Previously mostly unremarked, for example, is the significance of the online news site Rappler’s finding that even in the administrative headquarters of a number of government agencies, the health protocols every citizen has to observe on pain of being fined and even arrested are not being followed by their bosses, some of whom have even held parties in their offices to celebrate such occasions as birthdays.

As a result of those infractions, a large percentage of the surge of infections in the capital is from some of the NCR offices of the very same government charged with containing the COVID-19 contagion. Perhaps as unaware of it as he sometimes is of even the contents of some of the documents he has signed (such as the Indemnity Fund Bill), or because he thinks his overpaid bureaucrats are entitled to do what they please, Mr. Duterte addressed this issue in the same way that he did his current police chief’s partying last year: he ignored it. Erring officials resign and are punished, and even kill themselves out of shame in other countries; in the Philippine regime of impunity, they’re promoted.

Not only during the pandemic has Mr. Duterte’s distressing watch been weighed, measured and found wanting. More than any of its predecessors, the regime has demonstrated how ineffectual and how far less capable of good governance is the Philippine power elite compared to those of other countries of Asia such as Singapore and Malaysia.

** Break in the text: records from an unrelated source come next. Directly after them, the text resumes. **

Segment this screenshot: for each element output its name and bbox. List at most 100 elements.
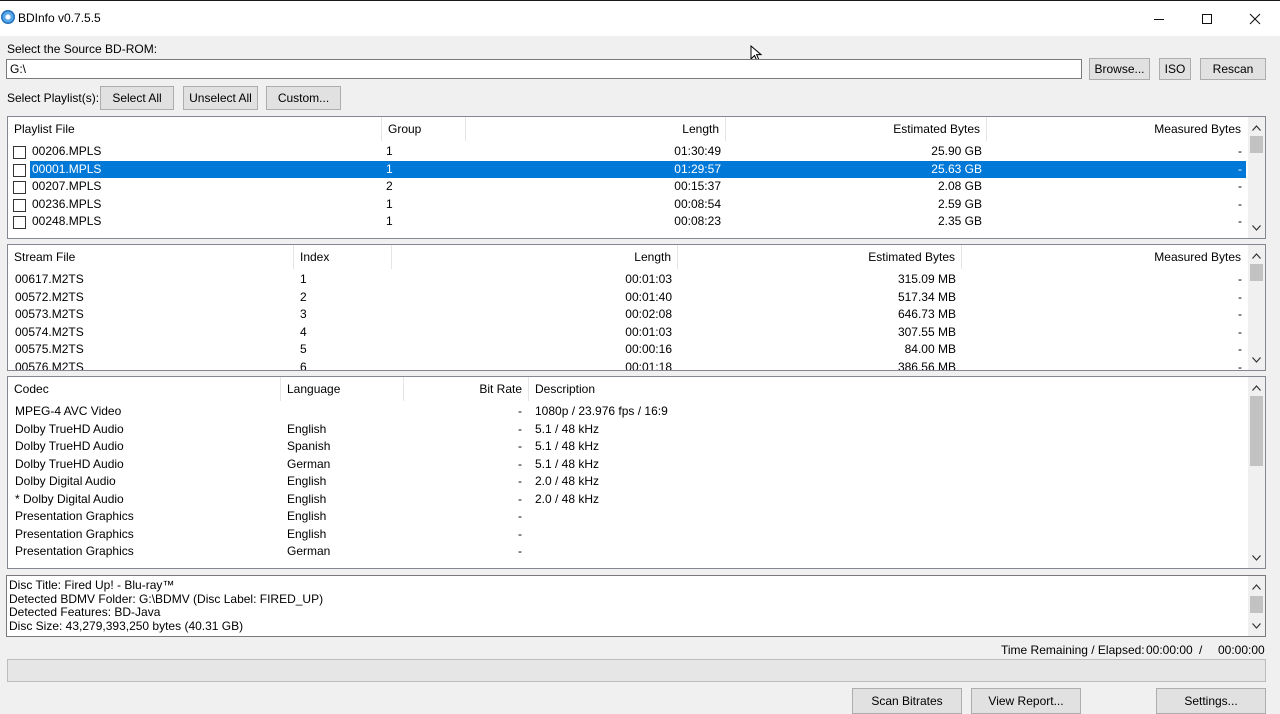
stream-length-cell: 00:01:40: [625, 289, 672, 304]
playlist-row[interactable]: 00207.MPLS 2 00:15:37 2.08 GB -: [8, 178, 1248, 196]
col-stream-estimated[interactable]: Estimated Bytes: [678, 245, 962, 269]
scroll-down-icon[interactable]: [1248, 351, 1265, 368]
iso-button[interactable]: ISO: [1159, 58, 1191, 80]
codec-description-cell: 5.1 / 48 kHz: [535, 439, 600, 453]
col-bit-rate[interactable]: Bit Rate: [404, 377, 529, 401]
maximize-button[interactable]: [1184, 2, 1230, 36]
info-scrollbar[interactable]: [1248, 576, 1265, 636]
col-measured-bytes[interactable]: Measured Bytes: [987, 117, 1247, 141]
stream-scrollbar[interactable]: [1248, 245, 1265, 370]
scroll-down-icon[interactable]: [1248, 617, 1265, 634]
codec-row[interactable]: Dolby TrueHD Audio German -5.1 / 48 kHz: [8, 456, 1248, 474]
codec-row[interactable]: Dolby TrueHD Audio Spanish -5.1 / 48 kHz: [8, 438, 1248, 456]
scroll-up-icon[interactable]: [1248, 578, 1265, 595]
col-stream-file[interactable]: Stream File: [8, 245, 294, 269]
col-language[interactable]: Language: [281, 377, 404, 401]
playlist-group-cell: 1: [386, 214, 393, 228]
codec-description-cell: 2.0 / 48 kHz: [535, 491, 600, 506]
col-estimated-bytes[interactable]: Estimated Bytes: [726, 117, 987, 141]
stream-row[interactable]: 00573.M2TS 3 00:02:08 646.73 MB -: [8, 306, 1248, 324]
col-length[interactable]: Length: [466, 117, 726, 141]
codec-row[interactable]: Presentation Graphics German -: [8, 543, 1248, 561]
scroll-thumb[interactable]: [1250, 396, 1263, 466]
codec-listview[interactable]: Codec Language Bit Rate Description MPEG…: [7, 376, 1266, 569]
col-codec[interactable]: Codec: [8, 377, 281, 401]
close-button[interactable]: [1232, 2, 1278, 36]
playlist-length-cell: 00:08:54: [674, 196, 721, 211]
scroll-thumb[interactable]: [1250, 136, 1263, 153]
scroll-up-icon[interactable]: [1248, 119, 1265, 136]
playlist-estimated-cell: 25.63 GB: [931, 161, 982, 176]
playlist-row[interactable]: 00001.MPLS 1 01:29:57 25.63 GB -: [8, 160, 1248, 178]
unselect-all-button[interactable]: Unselect All: [183, 86, 258, 110]
playlist-checkbox[interactable]: [13, 198, 26, 212]
codec-row[interactable]: Dolby TrueHD Audio English -5.1 / 48 kHz: [8, 421, 1248, 439]
stream-header: Stream File Index Length Estimated Bytes…: [8, 245, 1248, 269]
time-remaining-value: 00:00:00: [1146, 643, 1193, 657]
playlist-length-cell: 01:30:49: [674, 144, 721, 158]
scroll-thumb[interactable]: [1250, 596, 1263, 613]
scroll-thumb[interactable]: [1250, 264, 1263, 281]
col-group[interactable]: Group: [382, 117, 466, 141]
scan-bitrates-button[interactable]: Scan Bitrates: [852, 688, 962, 714]
codec-scrollbar[interactable]: [1248, 377, 1265, 568]
stream-length-cell: 00:00:16: [625, 342, 672, 356]
codec-language-cell: English: [287, 474, 327, 488]
stream-measured-cell: -: [1238, 324, 1242, 339]
scroll-up-icon[interactable]: [1248, 247, 1265, 264]
codec-row[interactable]: Dolby Digital Audio English -2.0 / 48 kHz: [8, 473, 1248, 491]
stream-row[interactable]: 00572.M2TS 2 00:01:40 517.34 MB -: [8, 289, 1248, 307]
playlist-checkbox[interactable]: [13, 163, 26, 177]
stream-measured-cell: -: [1238, 307, 1242, 321]
view-report-button[interactable]: View Report...: [971, 688, 1081, 714]
stream-file-cell: 00575.M2TS: [15, 342, 84, 356]
select-all-button[interactable]: Select All: [100, 86, 174, 110]
codec-row[interactable]: Presentation Graphics English -: [8, 508, 1248, 526]
codec-language-cell: German: [287, 544, 331, 558]
col-stream-measured[interactable]: Measured Bytes: [962, 245, 1247, 269]
playlist-checkbox[interactable]: [13, 146, 26, 159]
stream-index-cell: 4: [300, 324, 307, 339]
col-stream-length[interactable]: Length: [392, 245, 678, 269]
codec-row[interactable]: MPEG-4 AVC Video -1080p / 23.976 fps / 16…: [8, 403, 1248, 421]
time-separator: /: [1199, 643, 1203, 657]
codec-row[interactable]: Presentation Graphics English -: [8, 526, 1248, 544]
custom-button[interactable]: Custom...: [266, 86, 341, 110]
col-index[interactable]: Index: [294, 245, 392, 269]
scroll-up-icon[interactable]: [1248, 379, 1265, 396]
rescan-button[interactable]: Rescan: [1200, 58, 1266, 80]
stream-row[interactable]: 00575.M2TS 5 00:00:16 84.00 MB -: [8, 341, 1248, 359]
stream-index-cell: 1: [300, 272, 307, 286]
stream-row[interactable]: 00574.M2TS 4 00:01:03 307.55 MB -: [8, 324, 1248, 342]
codec-row[interactable]: * Dolby Digital Audio English -2.0 / 48 kH…: [8, 491, 1248, 509]
playlist-scrollbar[interactable]: [1248, 117, 1265, 238]
col-playlist-file[interactable]: Playlist File: [8, 117, 382, 141]
playlist-checkbox[interactable]: [13, 216, 26, 229]
stream-length-cell: 00:02:08: [625, 307, 672, 321]
scroll-down-icon[interactable]: [1248, 219, 1265, 236]
playlist-listview[interactable]: Playlist File Group Length Estimated Byt…: [7, 116, 1266, 239]
stream-estimated-cell: 386.56 MB: [897, 359, 956, 371]
codec-name-cell: * Dolby Digital Audio: [15, 491, 124, 506]
playlist-group-cell: 2: [386, 179, 393, 193]
stream-listview[interactable]: Stream File Index Length Estimated Bytes…: [7, 244, 1266, 371]
playlist-checkbox[interactable]: [13, 181, 26, 194]
scroll-down-icon[interactable]: [1248, 549, 1265, 566]
minimize-button[interactable]: [1136, 2, 1182, 36]
playlist-row[interactable]: 00248.MPLS 1 00:08:23 2.35 GB -: [8, 213, 1248, 231]
playlist-row[interactable]: 00236.MPLS 1 00:08:54 2.59 GB -: [8, 196, 1248, 214]
minimize-icon: [1154, 19, 1164, 20]
codec-language-cell: English: [287, 526, 327, 541]
codec-bitrate-cell: -: [518, 439, 522, 453]
select-playlists-label: Select Playlist(s):: [7, 91, 100, 105]
col-description[interactable]: Description: [529, 377, 829, 401]
stream-row[interactable]: 00576.M2TS 6 00:01:18 386.56 MB -: [8, 359, 1248, 371]
source-path-input[interactable]: [6, 59, 1082, 79]
disc-info-textbox[interactable]: Disc Title: Fired Up! - Blu-ray™ Detecte…: [6, 575, 1266, 637]
stream-row[interactable]: 00617.M2TS 1 00:01:03 315.09 MB -: [8, 271, 1248, 289]
playlist-estimated-cell: 2.59 GB: [937, 196, 982, 211]
playlist-row[interactable]: 00206.MPLS 1 01:30:49 25.90 GB -: [8, 143, 1248, 161]
browse-button[interactable]: Browse...: [1089, 58, 1150, 80]
settings-button[interactable]: Settings...: [1156, 688, 1266, 714]
stream-estimated-cell: 307.55 MB: [897, 324, 956, 339]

But while he might very well be amongst the worst if not the worst head of State this country has ever had, solely replacing him with someone else will not end the troubles Filipino flesh has been heir to for decades.

Dynastic rule is the cross the people of this country have long had to bear. Come 2022, together with the question of who will replace Mr. Duterte and his ilk, whether that someone will just be another member of the same political class responsible for the suffering and the terror-filled lives of the teeming millions or not will matter even more in ending, or at the very least, in mitigating, the Filipino Calvary.